The palette change affects PaletteReducer objects created with no palette, with an invalid palette, or that had setDefaultPalette() called on them; Aurora was used in the earliest versions of the library, but I tried to increase yellow coverage by switching to a randomly distributed palette, Haltonic. Unfortunately, Haltonic was probably too random, and couldn't handle smooth gradients well at all because it jumped around between hues as it went up or down in lightness. You can still use Haltonic as a palette by passing it to PaletteReducer's constructor or to PaletteReducer.exact(), and it is available as a constant array in PaletteReducer.

The threshold change could be trickier, and you might need to raise or lower the threshold from the default 100 when you call analyze().
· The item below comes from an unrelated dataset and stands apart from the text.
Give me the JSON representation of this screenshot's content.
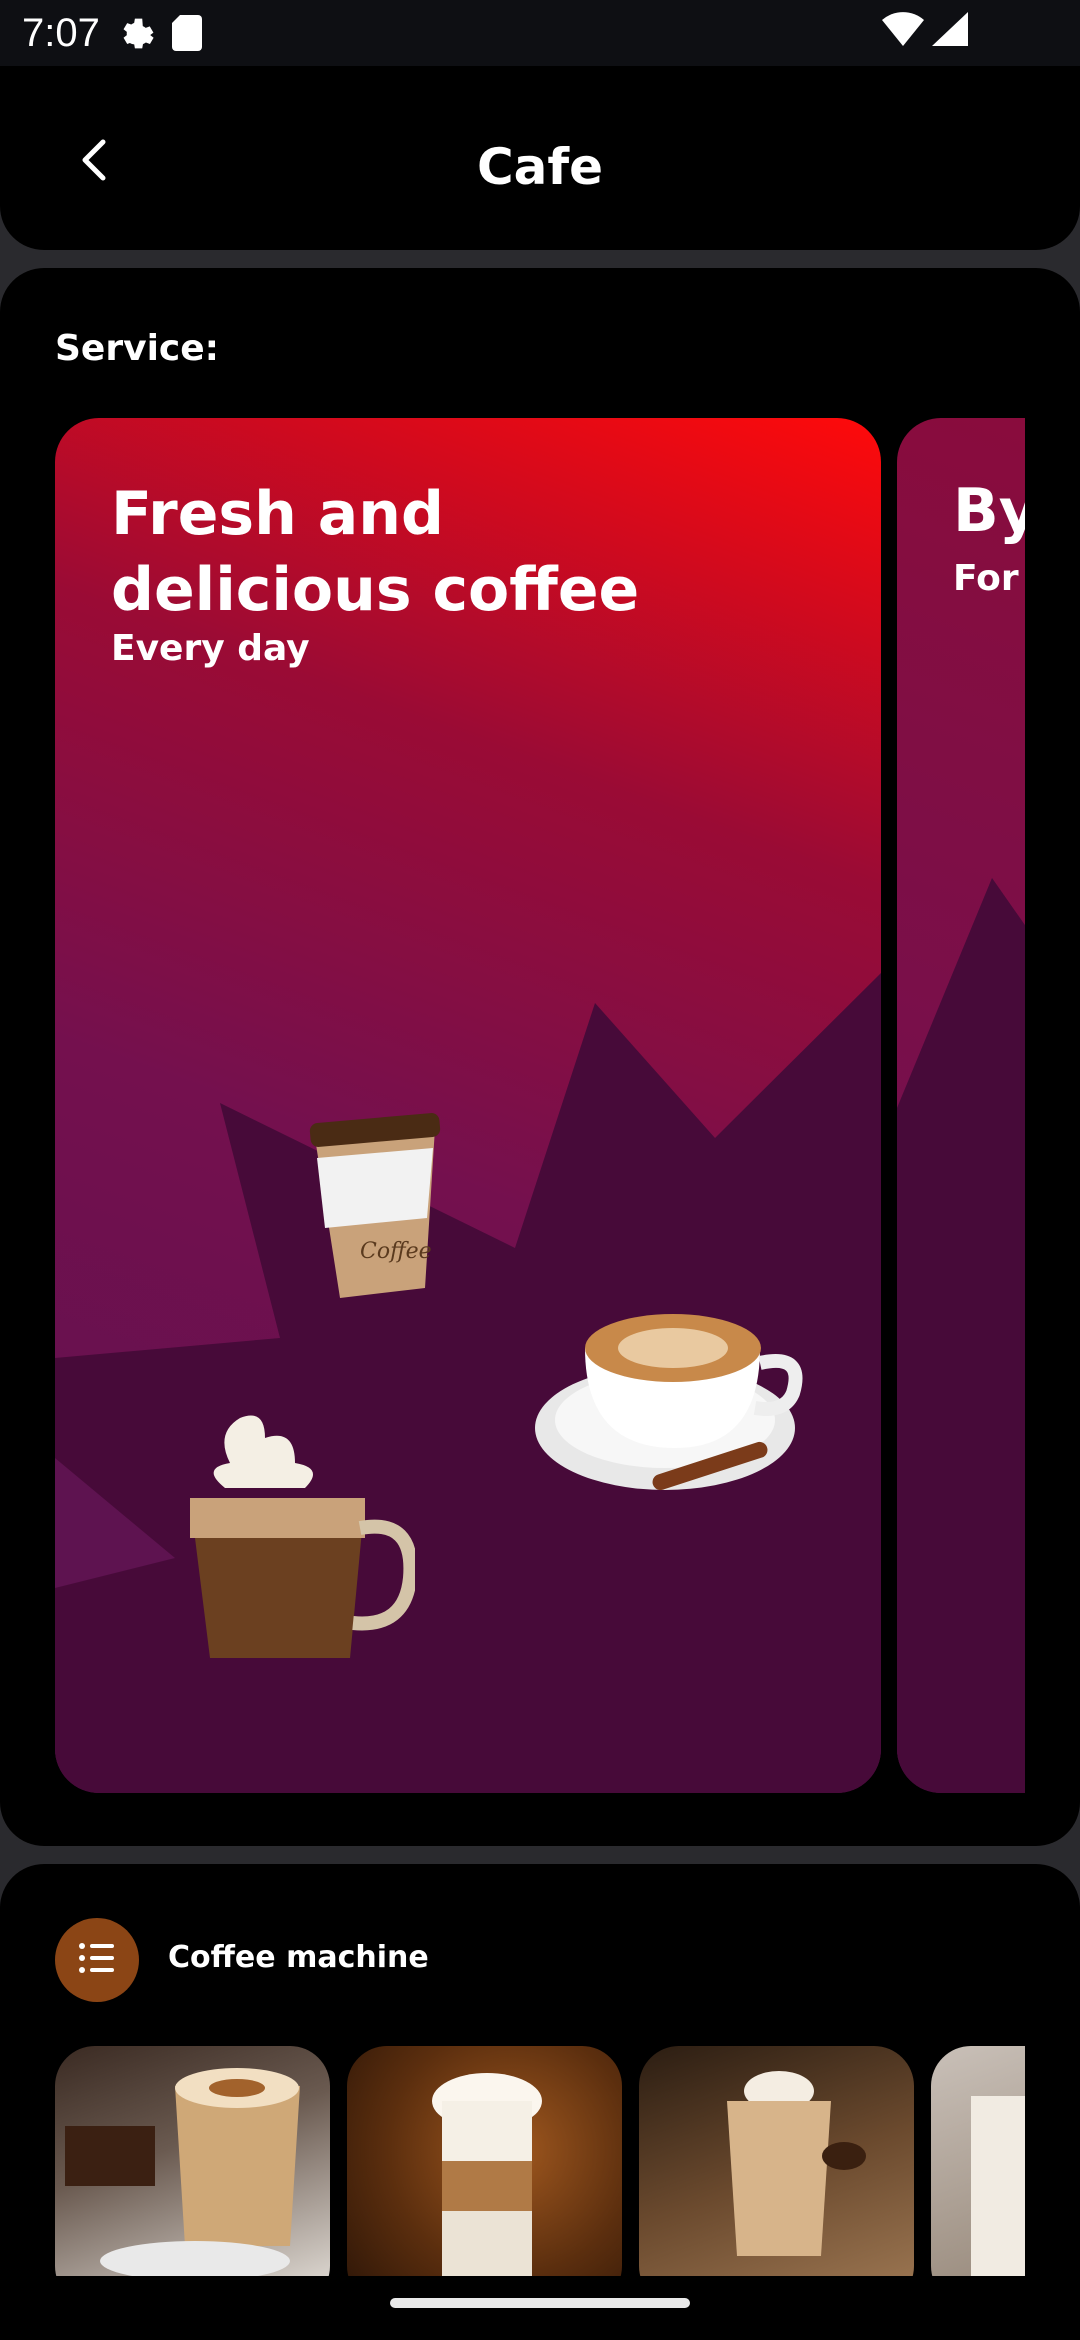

The threshold is automatically adjusted based on the limit for how many colors the palette can use; to try to maximize color coverage, PaletteReducer lowers the threshold to allow more colors in when the limit is larger. The threshold is hard to evaluate for all images equally, and it's a good idea to try and see which of 50, 100, and 200 looks best to you when the palette matters.

Hopefully this release will result in some nicer looking palette reductions and animations. Good luck.

Oh yeah, and happy birthday, Violeta!